Pendant ce temps, les députés ont déclaré avoir reçu une avalanche de messages sur leur téléphone, les suppliant et les menaçant en même temps de se ranger du côté des manifestants.
« Je ne sais pas d'où les Kenyans tirent leurs contacts, presque tous les membres du Parlement ont reçu un message leur demandant de rejeter tout ce qui sera présenté à la Chambre », renseigne Hussein Weytan, député de Mandera East, ajoutant que « le gouvernement kenyan est entre deux chaises ».
Le gouvernement kenyan se trouve entre le marteau et l'enclume. Pour financer le budget le plus important du pays, il est confronté à deux choix : emprunter davantage ou imposer davantage de taxes.
Il a opté pour l'augmentation des impôts.
Une mesure nécessaire
Le gouvernement a défendu les hausses - qui devraient rapporter quelque 346,7 milliards de shillings (2,7 milliards de dollars) - comme une mesure nécessaire pour réduire la dépendance à l'égard des emprunts extérieurs.
Cependant, « parfois, lorsque le gouvernement touche aux besoins fondamentaux de la population, il peut sembler très cruel », a déclaré M. Guleid, également ancien gouverneur adjoint.

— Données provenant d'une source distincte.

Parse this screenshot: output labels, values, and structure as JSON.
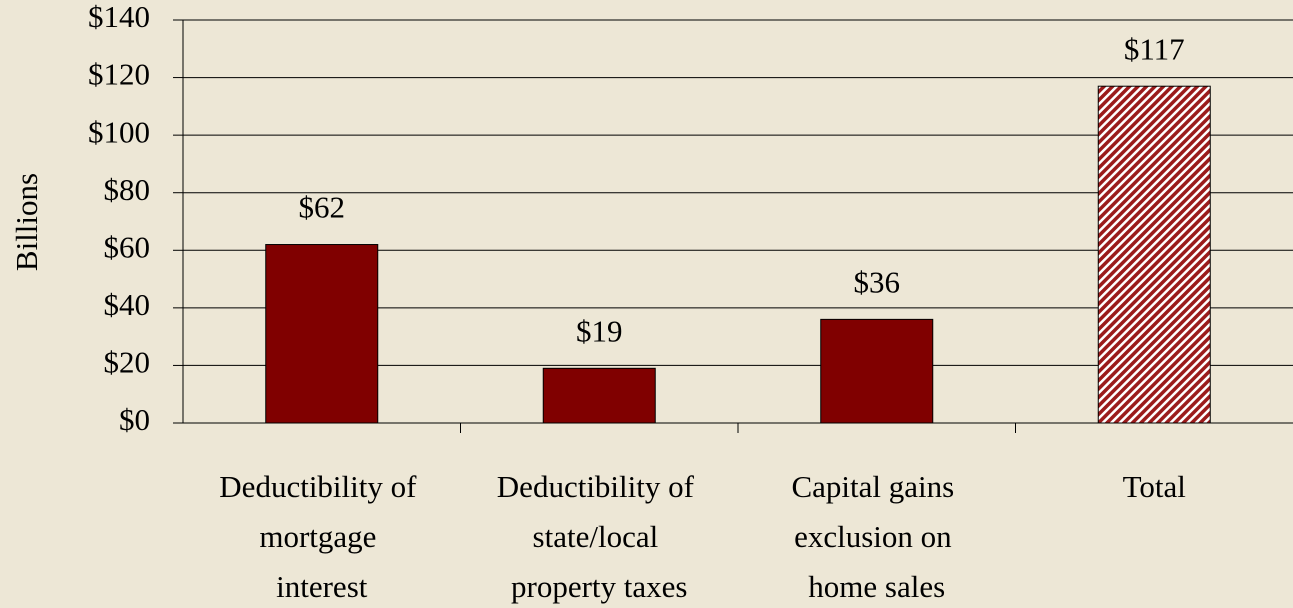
{
  "chart_data": {
    "type": "bar",
    "y_label": "Billions",
    "categories": [
      "Deductibility of mortgage interest",
      "Deductibility of state/local property taxes",
      "Capital gains exclusion on home sales",
      "Total"
    ],
    "values": [
      62,
      19,
      36,
      117
    ],
    "value_labels": [
      "$62",
      "$19",
      "$36",
      "$117"
    ],
    "color": "#800000",
    "hatch": [
      false,
      false,
      false,
      true
    ],
    "ylim": [
      0,
      140
    ],
    "yticks": [
      {
        "value": 0,
        "label": "$0"
      },
      {
        "value": 20,
        "label": "$20"
      },
      {
        "value": 40,
        "label": "$40"
      },
      {
        "value": 60,
        "label": "$60"
      },
      {
        "value": 80,
        "label": "$80"
      },
      {
        "value": 100,
        "label": "$100"
      },
      {
        "value": 120,
        "label": "$120"
      },
      {
        "value": 140,
        "label": "$140"
      }
    ],
    "grid": true
  }
}
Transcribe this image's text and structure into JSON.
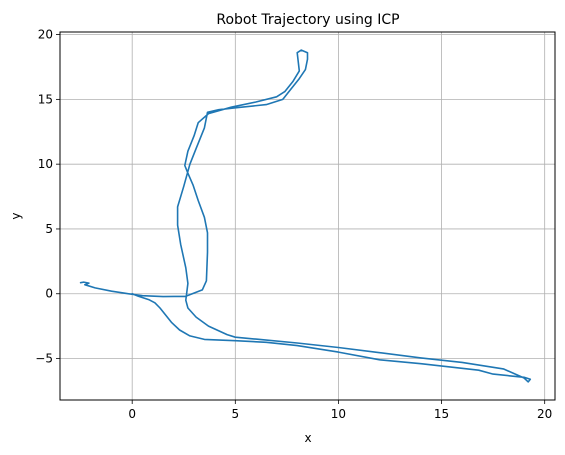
{
  "chart_data": {
    "type": "line",
    "title": "Robot Trajectory using ICP",
    "xlabel": "x",
    "ylabel": "y",
    "xlim": [
      -3.5,
      20.5
    ],
    "ylim": [
      -8.2,
      20.2
    ],
    "xticks": [
      0,
      5,
      10,
      15,
      20
    ],
    "yticks": [
      -5,
      0,
      5,
      10,
      15,
      20
    ],
    "grid": true,
    "series": [
      {
        "color": "#1f77b4",
        "points": [
          [
            0.0,
            0.0
          ],
          [
            0.3,
            -0.2
          ],
          [
            0.8,
            -0.45
          ],
          [
            1.1,
            -0.7
          ],
          [
            1.35,
            -1.1
          ],
          [
            1.6,
            -1.6
          ],
          [
            1.9,
            -2.2
          ],
          [
            2.3,
            -2.8
          ],
          [
            2.8,
            -3.25
          ],
          [
            3.5,
            -3.52
          ],
          [
            5.0,
            -3.62
          ],
          [
            6.5,
            -3.75
          ],
          [
            8.0,
            -4.0
          ],
          [
            10.0,
            -4.5
          ],
          [
            12.0,
            -5.1
          ],
          [
            14.0,
            -5.4
          ],
          [
            16.8,
            -5.9
          ],
          [
            17.5,
            -6.2
          ],
          [
            19.0,
            -6.45
          ],
          [
            19.3,
            -6.6
          ],
          [
            19.2,
            -6.8
          ],
          [
            19.0,
            -6.5
          ],
          [
            18.0,
            -5.8
          ],
          [
            16.0,
            -5.3
          ],
          [
            14.0,
            -4.95
          ],
          [
            12.0,
            -4.55
          ],
          [
            10.0,
            -4.15
          ],
          [
            8.0,
            -3.8
          ],
          [
            6.0,
            -3.5
          ],
          [
            5.0,
            -3.35
          ],
          [
            4.6,
            -3.15
          ],
          [
            3.7,
            -2.5
          ],
          [
            3.1,
            -1.8
          ],
          [
            2.7,
            -1.1
          ],
          [
            2.6,
            -0.5
          ],
          [
            2.7,
            0.8
          ],
          [
            2.6,
            2.0
          ],
          [
            2.35,
            3.8
          ],
          [
            2.2,
            5.3
          ],
          [
            2.2,
            6.7
          ],
          [
            2.5,
            8.3
          ],
          [
            2.8,
            10.0
          ],
          [
            3.1,
            11.2
          ],
          [
            3.5,
            12.8
          ],
          [
            3.65,
            14.0
          ],
          [
            4.2,
            14.2
          ],
          [
            5.0,
            14.35
          ],
          [
            6.5,
            14.6
          ],
          [
            7.3,
            15.0
          ],
          [
            7.7,
            15.8
          ],
          [
            8.1,
            16.6
          ],
          [
            8.4,
            17.3
          ],
          [
            8.5,
            18.1
          ],
          [
            8.5,
            18.6
          ],
          [
            8.2,
            18.8
          ],
          [
            8.0,
            18.6
          ],
          [
            8.1,
            17.2
          ],
          [
            7.8,
            16.4
          ],
          [
            7.4,
            15.6
          ],
          [
            7.0,
            15.2
          ],
          [
            6.0,
            14.8
          ],
          [
            4.8,
            14.4
          ],
          [
            3.7,
            13.9
          ],
          [
            3.2,
            13.2
          ],
          [
            3.0,
            12.2
          ],
          [
            2.7,
            11.0
          ],
          [
            2.55,
            9.9
          ],
          [
            2.7,
            9.3
          ],
          [
            2.95,
            8.4
          ],
          [
            3.2,
            7.2
          ],
          [
            3.5,
            5.9
          ],
          [
            3.65,
            4.7
          ],
          [
            3.65,
            3.2
          ],
          [
            3.6,
            1.0
          ],
          [
            3.4,
            0.3
          ],
          [
            2.6,
            -0.2
          ],
          [
            1.5,
            -0.22
          ],
          [
            0.5,
            -0.15
          ],
          [
            -0.4,
            0.05
          ],
          [
            -1.0,
            0.2
          ],
          [
            -1.8,
            0.45
          ],
          [
            -2.3,
            0.7
          ],
          [
            -2.1,
            0.82
          ],
          [
            -2.35,
            0.9
          ],
          [
            -2.5,
            0.85
          ]
        ]
      }
    ]
  }
}
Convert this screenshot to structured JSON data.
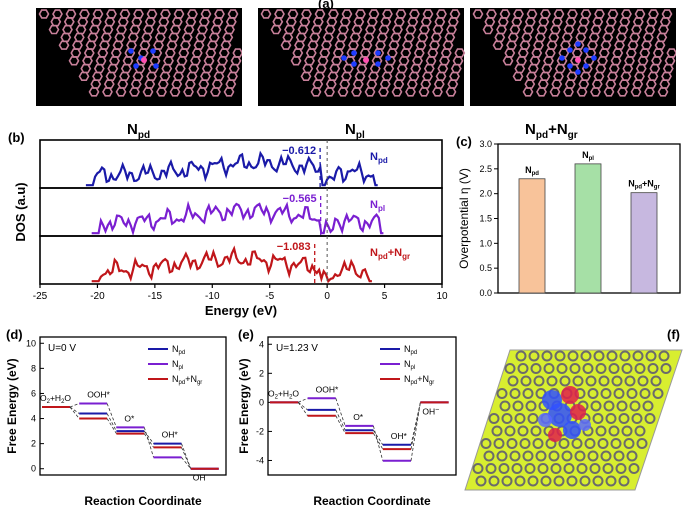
{
  "labels": {
    "a": "(a)",
    "b": "(b)",
    "c": "(c)",
    "d": "(d)",
    "e": "(e)",
    "f": "(f)"
  },
  "structures": [
    {
      "main": "N",
      "sub": "pd",
      "extra": ""
    },
    {
      "main": "N",
      "sub": "pl",
      "extra": ""
    },
    {
      "main": "N",
      "sub": "pd",
      "extra": "+N",
      "extra_sub": "gr"
    }
  ],
  "colors": {
    "pd": "#1a1aa8",
    "pl": "#7a1fd1",
    "gr": "#c0161a",
    "bar_pd": "#f8c39a",
    "bar_pl": "#a6e0a6",
    "bar_gr": "#c7b8e0",
    "lattice": "#c8809a",
    "dopant": "#1e3cff",
    "graphene_f": "#d8ee30"
  },
  "chart_data": [
    {
      "id": "b",
      "type": "line",
      "xlabel": "Energy (eV)",
      "ylabel": "DOS (a.u)",
      "xlim": [
        -25,
        10
      ],
      "xticks": [
        -25,
        -20,
        -15,
        -10,
        -5,
        0,
        5,
        10
      ],
      "series": [
        {
          "name": "Npd",
          "legend_main": "N",
          "legend_sub": "pd",
          "annotation": "−0.612",
          "center": -0.612,
          "range": [
            -21,
            4.5
          ]
        },
        {
          "name": "Npl",
          "legend_main": "N",
          "legend_sub": "pl",
          "annotation": "−0.565",
          "center": -0.565,
          "range": [
            -20.5,
            5
          ]
        },
        {
          "name": "Npd+Ngr",
          "legend_main": "N",
          "legend_sub": "pd",
          "legend_extra": "+N",
          "legend_extra_sub": "gr",
          "annotation": "−1.083",
          "center": -1.083,
          "range": [
            -20.5,
            4
          ]
        }
      ]
    },
    {
      "id": "c",
      "type": "bar",
      "ylabel": "Overpotential η (V)",
      "ylim": [
        0,
        3.0
      ],
      "yticks": [
        "0.0",
        "0.5",
        "1.0",
        "1.5",
        "2.0",
        "2.5",
        "3.0"
      ],
      "categories": [
        "Npd",
        "Npl",
        "Npd+Ngr"
      ],
      "values": [
        2.3,
        2.6,
        2.02
      ]
    },
    {
      "id": "d",
      "type": "line",
      "annotation": "U=0 V",
      "xlabel": "Reaction Coordinate",
      "ylabel": "Free Energy (eV)",
      "ylim": [
        -0.5,
        10.5
      ],
      "yticks": [
        "0",
        "2",
        "4",
        "6",
        "8",
        "10"
      ],
      "states": [
        "O2+H2O",
        "OOH*",
        "O*",
        "OH*",
        "OH-"
      ],
      "series": [
        {
          "name": "Npd",
          "values": [
            4.92,
            4.4,
            3.0,
            2.0,
            0
          ]
        },
        {
          "name": "Npl",
          "values": [
            4.92,
            5.2,
            3.3,
            0.9,
            0
          ]
        },
        {
          "name": "Npd+Ngr",
          "values": [
            4.92,
            4.0,
            2.8,
            1.7,
            0
          ]
        }
      ]
    },
    {
      "id": "e",
      "type": "line",
      "annotation": "U=1.23 V",
      "xlabel": "Reaction Coordinate",
      "ylabel": "Free Energy (eV)",
      "ylim": [
        -5,
        4.5
      ],
      "yticks": [
        "4",
        "2",
        "0",
        "-2",
        "-4"
      ],
      "states": [
        "O2+H2O",
        "OOH*",
        "O*",
        "OH*",
        "OH-"
      ],
      "series": [
        {
          "name": "Npd",
          "values": [
            0,
            -0.52,
            -1.92,
            -2.92,
            0
          ]
        },
        {
          "name": "Npl",
          "values": [
            0,
            0.28,
            -1.62,
            -4.02,
            0
          ]
        },
        {
          "name": "Npd+Ngr",
          "values": [
            0,
            -0.92,
            -2.12,
            -3.22,
            0
          ]
        }
      ]
    }
  ]
}
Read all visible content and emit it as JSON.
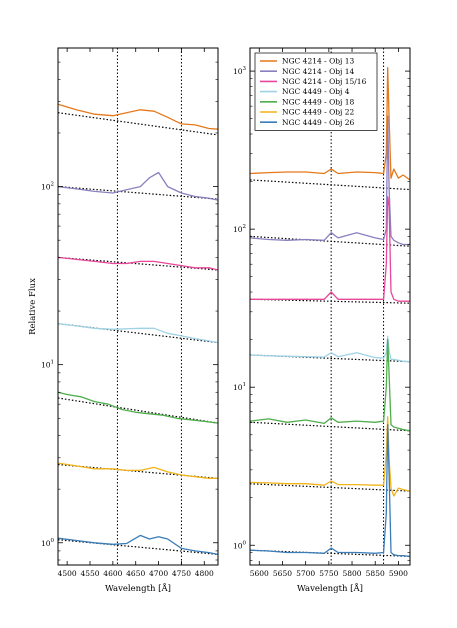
{
  "chart_data": [
    {
      "type": "line",
      "xlabel": "Wavelength [Å]",
      "ylabel": "Relative Flux",
      "xlim": [
        4480,
        4830
      ],
      "ylim": [
        0.75,
        600
      ],
      "yscale": "log",
      "grid": false,
      "xticks": [
        4500,
        4550,
        4600,
        4650,
        4700,
        4750,
        4800
      ],
      "yticks": [
        {
          "value": 1,
          "label": "10^0"
        },
        {
          "value": 10,
          "label": "10^1"
        },
        {
          "value": 100,
          "label": "10^2"
        }
      ],
      "vlines": [
        4610,
        4750
      ],
      "series": [
        {
          "color": "#e5791a",
          "x": [
            4480,
            4520,
            4560,
            4600,
            4630,
            4660,
            4690,
            4720,
            4750,
            4780,
            4810,
            4830
          ],
          "y": [
            290,
            270,
            255,
            250,
            260,
            270,
            265,
            245,
            225,
            222,
            212,
            210
          ],
          "continuum": [
            [
              4480,
              260
            ],
            [
              4830,
              195
            ]
          ]
        },
        {
          "color": "#8c7fbf",
          "x": [
            4480,
            4520,
            4560,
            4600,
            4630,
            4660,
            4680,
            4700,
            4720,
            4750,
            4780,
            4810,
            4830
          ],
          "y": [
            100,
            97,
            94,
            92,
            96,
            100,
            112,
            120,
            100,
            92,
            88,
            86,
            84
          ],
          "continuum": [
            [
              4480,
              100
            ],
            [
              4830,
              85
            ]
          ]
        },
        {
          "color": "#e8479b",
          "x": [
            4480,
            4520,
            4560,
            4600,
            4630,
            4660,
            4690,
            4720,
            4750,
            4780,
            4810,
            4830
          ],
          "y": [
            40,
            39,
            38,
            37,
            37,
            38,
            38,
            37,
            36,
            35,
            35,
            34
          ],
          "continuum": [
            [
              4480,
              40
            ],
            [
              4830,
              34
            ]
          ]
        },
        {
          "color": "#9fd2e6",
          "x": [
            4480,
            4520,
            4560,
            4600,
            4630,
            4660,
            4690,
            4720,
            4750,
            4780,
            4810,
            4830
          ],
          "y": [
            17,
            16.5,
            16,
            15.8,
            15.9,
            16,
            16,
            15,
            14.5,
            14,
            13.6,
            13.3
          ],
          "continuum": [
            [
              4480,
              17
            ],
            [
              4830,
              13.3
            ]
          ]
        },
        {
          "color": "#4fae4c",
          "x": [
            4480,
            4500,
            4530,
            4560,
            4590,
            4620,
            4650,
            4680,
            4710,
            4740,
            4770,
            4800,
            4830
          ],
          "y": [
            7,
            6.8,
            6.6,
            6.2,
            6.0,
            5.6,
            5.4,
            5.3,
            5.2,
            5.0,
            4.9,
            4.8,
            4.7
          ],
          "continuum": [
            [
              4480,
              6.5
            ],
            [
              4830,
              4.7
            ]
          ]
        },
        {
          "color": "#f2b418",
          "x": [
            4480,
            4520,
            4560,
            4600,
            4630,
            4660,
            4690,
            4720,
            4750,
            4780,
            4810,
            4830
          ],
          "y": [
            2.8,
            2.7,
            2.6,
            2.6,
            2.55,
            2.55,
            2.65,
            2.5,
            2.4,
            2.35,
            2.3,
            2.3
          ],
          "continuum": [
            [
              4480,
              2.75
            ],
            [
              4830,
              2.3
            ]
          ]
        },
        {
          "color": "#3a7db8",
          "x": [
            4480,
            4520,
            4560,
            4600,
            4630,
            4660,
            4680,
            4700,
            4720,
            4750,
            4780,
            4810,
            4830
          ],
          "y": [
            1.06,
            1.03,
            1.0,
            0.98,
            0.99,
            1.1,
            1.05,
            1.08,
            1.05,
            0.93,
            0.9,
            0.88,
            0.86
          ],
          "continuum": [
            [
              4480,
              1.04
            ],
            [
              4830,
              0.86
            ]
          ]
        }
      ]
    },
    {
      "type": "line",
      "xlabel": "Wavelength [Å]",
      "xlim": [
        5580,
        5925
      ],
      "ylim": [
        0.75,
        1400
      ],
      "yscale": "log",
      "grid": false,
      "xticks": [
        5600,
        5650,
        5700,
        5750,
        5800,
        5850,
        5900
      ],
      "yticks": [
        {
          "value": 1,
          "label": "10^0"
        },
        {
          "value": 10,
          "label": "10^1"
        },
        {
          "value": 100,
          "label": "10^2"
        },
        {
          "value": 1000,
          "label": "10^3"
        }
      ],
      "vlines": [
        5755,
        5868
      ],
      "legend": {
        "placement": "top-left"
      },
      "series": [
        {
          "name": "NGC 4214 - Obj 13",
          "color": "#e5791a",
          "x": [
            5580,
            5620,
            5660,
            5700,
            5740,
            5755,
            5770,
            5810,
            5850,
            5868,
            5874,
            5877,
            5880,
            5884,
            5890,
            5900,
            5910,
            5925
          ],
          "y": [
            225,
            228,
            230,
            230,
            225,
            240,
            225,
            230,
            228,
            225,
            300,
            1050,
            500,
            210,
            240,
            210,
            220,
            205
          ],
          "continuum": [
            [
              5580,
              205
            ],
            [
              5925,
              178
            ]
          ]
        },
        {
          "name": "NGC 4214 - Obj 14",
          "color": "#8c7fbf",
          "x": [
            5580,
            5620,
            5660,
            5700,
            5740,
            5755,
            5770,
            5810,
            5850,
            5868,
            5874,
            5877,
            5880,
            5884,
            5890,
            5900,
            5910,
            5925
          ],
          "y": [
            88,
            86,
            85,
            86,
            85,
            95,
            88,
            95,
            88,
            86,
            100,
            520,
            180,
            90,
            85,
            82,
            80,
            80
          ],
          "continuum": [
            [
              5580,
              90
            ],
            [
              5925,
              78
            ]
          ]
        },
        {
          "name": "NGC 4214 - Obj 15/16",
          "color": "#e8479b",
          "x": [
            5580,
            5620,
            5660,
            5700,
            5740,
            5755,
            5770,
            5810,
            5850,
            5868,
            5874,
            5877,
            5880,
            5884,
            5890,
            5900,
            5910,
            5925
          ],
          "y": [
            36,
            36,
            36,
            36,
            36,
            40,
            36,
            36,
            36,
            36,
            60,
            160,
            140,
            40,
            36,
            35,
            35,
            35
          ],
          "continuum": [
            [
              5580,
              36
            ],
            [
              5925,
              34
            ]
          ]
        },
        {
          "name": "NGC 4449 - Obj 4",
          "color": "#9fd2e6",
          "x": [
            5580,
            5620,
            5660,
            5700,
            5740,
            5755,
            5770,
            5810,
            5850,
            5868,
            5874,
            5877,
            5880,
            5884,
            5890,
            5900,
            5910,
            5925
          ],
          "y": [
            16,
            15.8,
            15.7,
            15.6,
            15.5,
            16.5,
            15.6,
            16.5,
            15.4,
            15.3,
            16.5,
            21,
            17,
            15,
            15,
            14.8,
            14.6,
            14.5
          ],
          "continuum": [
            [
              5580,
              16
            ],
            [
              5925,
              14.5
            ]
          ]
        },
        {
          "name": "NGC 4449 - Obj 18",
          "color": "#4fae4c",
          "x": [
            5580,
            5620,
            5660,
            5700,
            5740,
            5755,
            5770,
            5810,
            5850,
            5868,
            5874,
            5877,
            5880,
            5884,
            5890,
            5900,
            5910,
            5925
          ],
          "y": [
            6.1,
            6.3,
            6.0,
            6.2,
            5.9,
            6.4,
            6.0,
            6.1,
            6.0,
            6.1,
            10,
            20,
            12,
            5.8,
            5.6,
            5.5,
            5.4,
            5.3
          ],
          "continuum": [
            [
              5580,
              6.0
            ],
            [
              5925,
              5.3
            ]
          ]
        },
        {
          "name": "NGC 4449 - Obj 22",
          "color": "#f2b418",
          "x": [
            5580,
            5620,
            5660,
            5700,
            5740,
            5755,
            5770,
            5810,
            5850,
            5868,
            5874,
            5877,
            5880,
            5884,
            5890,
            5900,
            5910,
            5925
          ],
          "y": [
            2.5,
            2.48,
            2.45,
            2.45,
            2.4,
            2.55,
            2.42,
            2.42,
            2.4,
            2.4,
            3.8,
            6.5,
            3.5,
            2.3,
            2.05,
            2.3,
            2.25,
            2.2
          ],
          "continuum": [
            [
              5580,
              2.45
            ],
            [
              5925,
              2.2
            ]
          ]
        },
        {
          "name": "NGC 4449 - Obj 26",
          "color": "#3a7db8",
          "x": [
            5580,
            5620,
            5660,
            5700,
            5740,
            5755,
            5770,
            5810,
            5850,
            5868,
            5874,
            5877,
            5880,
            5884,
            5890,
            5900,
            5910,
            5925
          ],
          "y": [
            0.93,
            0.92,
            0.9,
            0.9,
            0.89,
            0.96,
            0.9,
            0.9,
            0.89,
            0.9,
            1.6,
            5.8,
            2.8,
            0.9,
            0.87,
            0.86,
            0.86,
            0.85
          ],
          "continuum": [
            [
              5580,
              0.93
            ],
            [
              5925,
              0.85
            ]
          ]
        }
      ]
    }
  ]
}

En fin de compte, c'est le gouvernement qui a cédé le premier, en supprimant une série de taxes avant même que le Parlement ne se réunisse pour la première lecture du projet de loi de finances 2024.
Les membres du Parlement devaient débattre du projet de loi mardi après-midi mais ont reporté la discussion à mercredi, juste avant que la présidence n'annonce des amendements aux taxes proposées suite aux recommandations faites par un comité parlementaire.
« Parce que les représentants du peuple ont écouté le peuple... ils ont ajusté les propositions », a déclaré le président William Ruto lors d'une réunion avec les législateurs de la coalition au pouvoir Kenya Kwanza.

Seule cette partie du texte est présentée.